Her zaman Şamil Hüseyin-ipa Pilya'nın 1990'da Abhaz televizyonunda bana verdiği öğütle: “yayın-mutlak özgürlüktür, yayın- şuan benim yaptığım gibi yukarıdan sansürlememektir” ile devam ediyorum. Kanalımızın başarısı hem o zaman hem de şimdi bu mantıkta saklıdır. Bunu her gün ekibime ve her yeni çalışanıma söylüyorum.

Bugün çalışanlarımızın yüzde 95'i ilk röportajlarını “Abaza-TV” kanalında yapan kişilerdir. 12 yıl boyunca üç kadro değiştirdik, ancak çekirdek kadromuz hep yanımızda ve kapılarımız daima açık.
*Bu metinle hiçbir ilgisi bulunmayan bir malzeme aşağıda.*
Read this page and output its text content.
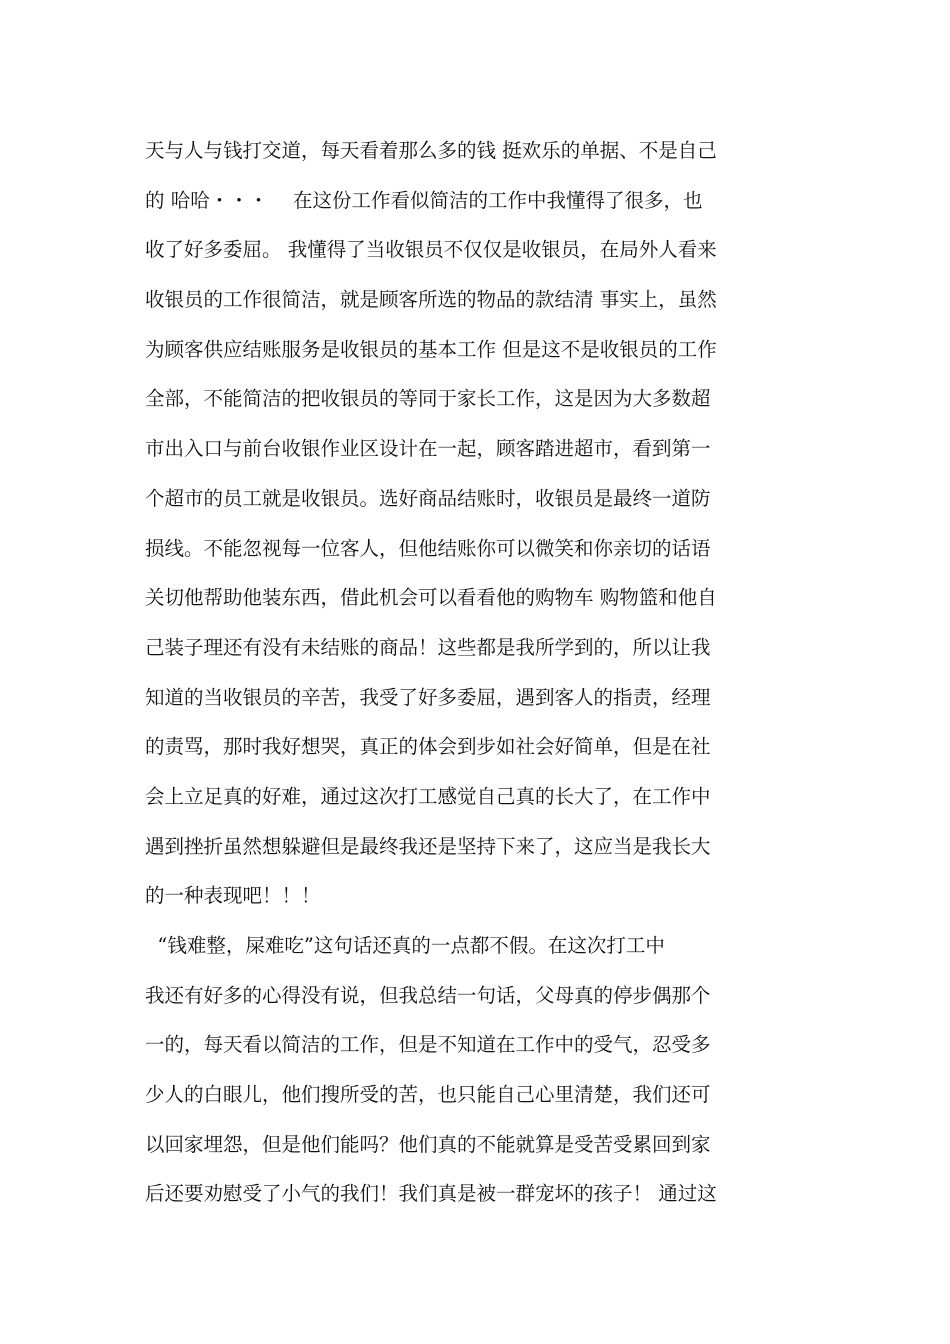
天与人与钱打交道，每天看着那么多的钱 挺欢乐的单据、不是自己
的 哈哈・・・    在这份工作看似简洁的工作中我懂得了很多，也
收了好多委屈。 我懂得了当收银员不仅仅是收银员，在局外人看来
收银员的工作很简洁，就是顾客所选的物品的款结清 事实上，虽然
为顾客供应结账服务是收银员的基本工作 但是这不是收银员的工作
全部，不能简洁的把收银员的等同于家长工作，这是因为大多数超
市出入口与前台收银作业区设计在一起，顾客踏进超市，看到第一
个超市的员工就是收银员。选好商品结账时，收银员是最终一道防
损线。不能忽视每一位客人，但他结账你可以微笑和你亲切的话语
关切他帮助他装东西，借此机会可以看看他的购物车 购物篮和他自
己装子理还有没有未结账的商品！这些都是我所学到的，所以让我
知道的当收银员的辛苦，我受了好多委屈，遇到客人的指责，经理
的责骂，那时我好想哭，真正的体会到步如社会好简单，但是在社
会上立足真的好难，通过这次打工感觉自己真的长大了，在工作中
遇到挫折虽然想躲避但是最终我还是坚持下来了，这应当是我长大
的一种表现吧！！！
“钱难整，屎难吃”这句话还真的一点都不假。在这次打工中
我还有好多的心得没有说，但我总结一句话，父母真的停步偶那个
一的，每天看以简洁的工作，但是不知道在工作中的受气，忍受多
少人的白眼儿，他们搜所受的苦，也只能自己心里清楚，我们还可
以回家埋怨，但是他们能吗？他们真的不能就算是受苦受累回到家
后还要劝慰受了小气的我们！我们真是被一群宠坏的孩子！ 通过这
Bize gelenlerin çoğu “sokaktan” diye tabir ettiğimiz gazetecilik eğitimi olmayan, bu işe gönül vermiş kimselerdi. Şimdi hepsinin iyi bir reytingi ve kendi hayran kitlesi var. Ve her biri çalışmalarında, bir zamanlar benim Şamil Hüseyin-ipa dan aldığım özgürlüğü alıyor. İletişimimiz sabah saatlerinde planlama toplantısında gerçekleşir, daha sonra gazeteciler olayları öğrenir, yazar, montajını yapar, gördükleri ve anladıkları gibi yayınlarlar. Sadece zorlandıkları, bazı nüansları çözmemi istedikleri şeyler olduğunda, beni aradıklarında müdahil olurum. Bir gazeteci, kendisinden sonra yönetici ya da editörün habere bakacağını düşündüğü zaman, materyalinden sorumlu olmaya devam etmez, rahatlamaya başlar.

Muhabir, olayı onun gibi göremediğimi, çünkü orada olmadığımı anlamalı. Bu nedenle “Abaza TV”nin temel başarısının bir gazetecinin iç özgürlüğü olduğuna inanıyorum, ancak bu doğrudan gazetecinin sorumluluğuyla da orantılı bir durum. Muhabirimiz eğer bugün bu sorumluluk duygusunu kaybederse yarın kanala gelmesine hiç gerek yok. Kanalımızın otoritesi bu yönde. Kanılımızda herhangi birine, herhangi bir siyasi otoriteye –muhalefet, iktidar gibi birilerine karşı yanlı yayın yapma gibi bir tutumu olamaz. Önemli olan tek şey gerçeklerdir!